X_train_kmeans.isnull().values.any(), y_train_kmeans.isnull().values.any()

In [None]:
clf = LogisticRegression()
clf.fit(X_train_kmeans, y_train_kmeans)
y_pred = clf.predict(X_test)

In [None]:
cm = confusion_matrix(y_test, y_pred)
df_cm = pd.DataFrame(cm, range(2), range(2))
plt.figure(figsize = (10,7))
sns.heatmap(df_cm, annot=True)

print(classification_report(y_test,y_pred))

In [None]:
clf = RandomForestClassifier(n_estimators = 100)
clf.fit(X_train_kmeans, y_train_kmeans)
y_pred = clf.predict(X_test)

In [None]:
cm = confusion_matrix(y_test, y_pred)
df_cm = pd.DataFrame(cm, range(2), range(2))
plt.figure(figsize = (10,7))
sns.heatmap(df_cm, annot=True)

print(classification_report(y_test,y_pred))

For logitic regression, recall stayed the same.
For random forest classifier, recall improved 92 percent. significantly at the cost of precision.

# 4. Using SMOTE(Synthetic Minority Over-Sampling Technique) to oversample

To oversample, SMOTE chooses the midpoint between a minority sample and one of its k-nearest neighbors, and adds random perturbation to synthesize a new sample It is one of the most popular ways to deal with imbalanced data.

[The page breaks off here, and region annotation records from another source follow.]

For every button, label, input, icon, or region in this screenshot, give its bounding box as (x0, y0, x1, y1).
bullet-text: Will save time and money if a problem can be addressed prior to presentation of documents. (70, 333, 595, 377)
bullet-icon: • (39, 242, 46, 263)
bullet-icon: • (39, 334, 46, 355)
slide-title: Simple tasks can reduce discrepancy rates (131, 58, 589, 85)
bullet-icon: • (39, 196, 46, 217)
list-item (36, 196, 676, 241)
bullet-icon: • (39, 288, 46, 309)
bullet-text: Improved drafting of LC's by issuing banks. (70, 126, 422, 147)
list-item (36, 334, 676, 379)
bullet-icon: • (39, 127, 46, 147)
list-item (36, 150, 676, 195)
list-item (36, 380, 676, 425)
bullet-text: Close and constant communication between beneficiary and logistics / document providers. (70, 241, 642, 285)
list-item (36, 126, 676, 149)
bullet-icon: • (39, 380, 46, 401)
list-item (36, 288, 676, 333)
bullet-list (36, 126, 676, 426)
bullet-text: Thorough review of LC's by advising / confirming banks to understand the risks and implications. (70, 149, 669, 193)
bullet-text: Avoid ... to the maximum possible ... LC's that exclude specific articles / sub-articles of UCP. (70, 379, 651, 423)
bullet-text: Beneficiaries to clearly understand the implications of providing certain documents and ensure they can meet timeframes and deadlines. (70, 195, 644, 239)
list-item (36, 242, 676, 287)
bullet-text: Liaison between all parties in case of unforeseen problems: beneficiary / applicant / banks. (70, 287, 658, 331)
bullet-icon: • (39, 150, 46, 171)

Source: https://www.cs.cmu.edu/afs/cs/project/jair/pub/volume16/chawla02a-html/chawla2002.html
http://contrib.scikit-learn.org/imbalanced-learn/stable/generated/imblearn.over_sampling.SMOTE.html

In [None]:
from imblearn.over_sampling import SMOTE
os = SMOTE(random_state=0)

In [None]:
X_train_smote, y_train_smote = os.fit_sample(X_train,y_train)
type(X_train_smote), type(y_train_smote)

X_train_smote = pd.DataFrame(X_train_smote, columns= X_train.columns)
y_train_smote= pd.Series(y_train_smote)

In [None]:
#check the number of each class 
y_train_smote.value_counts()

In [None]:
clf = LogisticRegression()
clf.fit(X_train_smote, y_train_smote)
y_pred = clf.predict(X_test)

In [None]:
cm = confusion_matrix(y_test, y_pred)
df_cm = pd.DataFrame(cm, range(2), range(2))
plt.figure(figsize = (10,7))
sns.heatmap(df_cm, annot=True)

print(classification_report(y_test,y_pred))

In [None]:

clf = RandomForestClassifier(n_estimators = 100)
clf.fit(X_train_smote, y_train_smote)
y_pred = clf.predict(X_test)

In [None]:
cm = confusion_matrix(y_test, y_pred)
df_cm = pd.DataFrame(cm, range(2), range(2))
plt.figure(figsize = (10,7))
sns.heatmap(df_cm, annot=True)

print(classification_report(y_test,y_pred))

Recall suffered but precision greatly improved.
Using SMOTE with random forest classifier yields the best F1 score(geometric mean of precision and recall).

# Summary

With some tweaking of threshold and hyperparameter tuning, SMOTE looks the most promising since it achieved both high recall and precision.

Undersampling by using K-means centroids yields the best recall at the cost of very low precision.